There is Life After the Thesis

After chronicling my thoughts, feelings, ideas, and experiences throughout the thesis process on this blog (formerly entitled Rites of a Thesis), it seemed odd to me to simply let the blog go just because I had turned in my thesis and graduated. I don't want to merely "shelve" my thesis nor do I want all that I got from my time at Naropa to lie dormant. I want my thesis to continue to live and breathe and become, and I would like all the teachings and experiences I had during my time at Naropa to do the same. So I am keeping the blog (changing the title), and am commiting to myself to (w)rite on as I journey forward.

Wednesday, March 17, 2010

To Life!

To live is so startling it leaves little time for anything else.
- Emily Dickinson

I just received a new book from Amazon in the mail yesterday (I know, I know - I need another book like I need a hole in my head): Educating for Wisdom and Compassion: Creating Conditions for Timeless Learning by John (Jack) Miller. I am totally thrilled about it for several reasons. First, because it is so spot on. Second, because it is hands-on useful. Third, because it has some of the most beautifully perfect information to help back up my thesis!

Thank you, thank you, to my dear friend, Debbie, for turning me onto it!!!

Here's a quip:

When it comes to defining time, only the oceanic need apply - the Montaignes or Joyces, Shakespeares or Rousseaus, eastern philosophers or children. They know their now, they know the really wild vibe of the present is this: now is the only time when the moment can meet the eternal - and they know that moment is momentous (Griffiths, 1999, p. 36) (Miller, 2006, p. 4).

The "momentous" can simply be an ordinary moment made extraordinary by perspective, by just being truly present in that moment.

At the beginning of the school year, I give all of my students a brown paper "Welcome Bag" filled with all kinds of things, i.e. candy, play-doh, etc. that serve as symbols - reminders - as to what I'd like them to keep in mind throughout the school year. With the bag, I give them a "key" that explains what each item represents. One of the items in the bag is a highlighter marker. This is to remind my students to see the extraordinary in the ordinary - to note the highlights, regardless if they are big or small, wild and wonderful or plain and simple.

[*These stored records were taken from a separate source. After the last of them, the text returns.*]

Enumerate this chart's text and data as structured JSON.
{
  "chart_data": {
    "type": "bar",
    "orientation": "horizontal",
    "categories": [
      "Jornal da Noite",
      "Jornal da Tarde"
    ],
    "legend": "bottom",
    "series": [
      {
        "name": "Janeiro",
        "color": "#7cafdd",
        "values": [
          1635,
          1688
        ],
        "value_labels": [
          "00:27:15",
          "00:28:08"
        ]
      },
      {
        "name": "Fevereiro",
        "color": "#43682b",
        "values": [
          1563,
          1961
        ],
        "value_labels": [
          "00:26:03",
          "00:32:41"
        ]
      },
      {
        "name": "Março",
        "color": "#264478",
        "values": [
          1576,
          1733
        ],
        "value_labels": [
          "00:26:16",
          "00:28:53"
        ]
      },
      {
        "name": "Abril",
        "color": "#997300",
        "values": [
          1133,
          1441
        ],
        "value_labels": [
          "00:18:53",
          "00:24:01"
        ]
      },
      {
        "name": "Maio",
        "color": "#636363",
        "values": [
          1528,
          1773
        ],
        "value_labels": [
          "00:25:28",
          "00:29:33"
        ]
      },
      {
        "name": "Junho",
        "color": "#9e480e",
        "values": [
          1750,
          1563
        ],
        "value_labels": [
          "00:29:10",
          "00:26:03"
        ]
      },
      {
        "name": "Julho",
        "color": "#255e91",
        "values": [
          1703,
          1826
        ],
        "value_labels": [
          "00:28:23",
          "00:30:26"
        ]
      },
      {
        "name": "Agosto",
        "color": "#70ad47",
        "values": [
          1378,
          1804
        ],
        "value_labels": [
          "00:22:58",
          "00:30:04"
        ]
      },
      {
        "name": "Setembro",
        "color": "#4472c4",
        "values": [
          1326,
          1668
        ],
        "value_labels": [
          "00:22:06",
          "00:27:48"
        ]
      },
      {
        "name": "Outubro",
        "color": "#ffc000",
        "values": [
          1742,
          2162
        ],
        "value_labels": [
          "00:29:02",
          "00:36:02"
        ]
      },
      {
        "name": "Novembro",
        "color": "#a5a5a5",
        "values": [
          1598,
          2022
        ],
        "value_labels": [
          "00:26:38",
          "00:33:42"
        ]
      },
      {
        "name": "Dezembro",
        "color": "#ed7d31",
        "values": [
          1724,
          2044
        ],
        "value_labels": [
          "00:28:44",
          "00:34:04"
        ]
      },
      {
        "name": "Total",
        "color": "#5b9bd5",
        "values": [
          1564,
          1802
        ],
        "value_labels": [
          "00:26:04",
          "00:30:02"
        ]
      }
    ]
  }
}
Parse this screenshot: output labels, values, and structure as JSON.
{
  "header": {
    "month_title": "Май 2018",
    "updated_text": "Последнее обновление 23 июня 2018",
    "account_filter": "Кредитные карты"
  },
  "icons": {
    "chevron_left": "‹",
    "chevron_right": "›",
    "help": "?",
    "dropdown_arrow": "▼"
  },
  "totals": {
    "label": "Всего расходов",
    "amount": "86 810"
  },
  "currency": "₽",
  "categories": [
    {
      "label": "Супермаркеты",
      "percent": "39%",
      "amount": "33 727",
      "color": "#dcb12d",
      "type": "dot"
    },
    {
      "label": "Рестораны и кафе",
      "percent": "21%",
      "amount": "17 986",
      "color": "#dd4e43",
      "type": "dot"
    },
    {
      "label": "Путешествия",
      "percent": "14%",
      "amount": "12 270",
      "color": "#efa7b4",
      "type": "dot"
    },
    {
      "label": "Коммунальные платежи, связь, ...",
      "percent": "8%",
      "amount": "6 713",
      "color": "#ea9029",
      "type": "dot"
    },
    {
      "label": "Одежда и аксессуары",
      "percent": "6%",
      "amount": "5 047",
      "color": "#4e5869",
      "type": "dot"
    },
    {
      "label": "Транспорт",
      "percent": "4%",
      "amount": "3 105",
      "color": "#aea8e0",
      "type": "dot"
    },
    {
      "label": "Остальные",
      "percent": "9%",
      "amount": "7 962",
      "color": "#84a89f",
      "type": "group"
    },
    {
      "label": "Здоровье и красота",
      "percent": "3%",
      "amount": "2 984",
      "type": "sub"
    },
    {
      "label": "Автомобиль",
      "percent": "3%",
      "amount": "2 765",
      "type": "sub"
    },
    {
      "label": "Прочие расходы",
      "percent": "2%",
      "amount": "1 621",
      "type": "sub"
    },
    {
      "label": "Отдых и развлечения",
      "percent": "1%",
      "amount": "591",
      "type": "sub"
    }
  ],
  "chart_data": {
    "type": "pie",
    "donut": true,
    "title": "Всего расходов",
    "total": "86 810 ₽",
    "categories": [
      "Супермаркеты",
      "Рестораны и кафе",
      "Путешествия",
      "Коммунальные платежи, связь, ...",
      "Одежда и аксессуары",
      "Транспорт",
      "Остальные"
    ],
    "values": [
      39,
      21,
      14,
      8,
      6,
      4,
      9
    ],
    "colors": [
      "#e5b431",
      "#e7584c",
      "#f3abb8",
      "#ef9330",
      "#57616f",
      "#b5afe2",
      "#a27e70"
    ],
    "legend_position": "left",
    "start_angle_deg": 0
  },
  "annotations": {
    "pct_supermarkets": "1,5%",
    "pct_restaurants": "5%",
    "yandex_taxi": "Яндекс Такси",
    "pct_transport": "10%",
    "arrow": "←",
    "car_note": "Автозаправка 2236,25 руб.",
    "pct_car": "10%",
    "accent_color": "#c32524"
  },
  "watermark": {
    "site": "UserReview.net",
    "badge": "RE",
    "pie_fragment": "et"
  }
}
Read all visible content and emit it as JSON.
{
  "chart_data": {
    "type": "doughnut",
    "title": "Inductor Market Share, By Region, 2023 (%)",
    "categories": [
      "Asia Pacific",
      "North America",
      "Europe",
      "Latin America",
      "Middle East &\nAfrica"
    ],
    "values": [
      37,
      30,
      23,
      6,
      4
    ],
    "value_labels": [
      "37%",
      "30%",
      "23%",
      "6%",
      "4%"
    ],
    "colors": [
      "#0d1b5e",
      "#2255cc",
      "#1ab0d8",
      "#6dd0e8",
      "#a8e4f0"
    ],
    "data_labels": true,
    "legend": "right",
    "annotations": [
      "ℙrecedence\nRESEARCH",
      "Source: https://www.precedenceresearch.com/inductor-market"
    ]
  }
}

A classroom adage I use with my students is "Look down at your feet." Whenever a student starts asking about something that we might be doing, or might take place in the future (even if the future is that afternoon), and it has nothing to do with what we are doing or what we are talking about, I ask him/her to look down at his/her feet. This is a reminder to "be here now," to stay present for this moment.

Miller says, "In the timeless learning our experience becomes much more immediate. We are not thinking of the past or the future" (Miller, 2006, p. 4).

So when Dickinson wrote "To live is so startling it leaves little time for anything else," I believe she meant that if we are truly awake to the moment, all we can do is be in that moment - live that moment, and that moment only. There's no room - no time - for the moment before or for the next moment, because the present moment takes all of our time, all of our attention.

And how do we get that? How do we live? From moment to moment. From practice to practice. By using ritual as a pathway.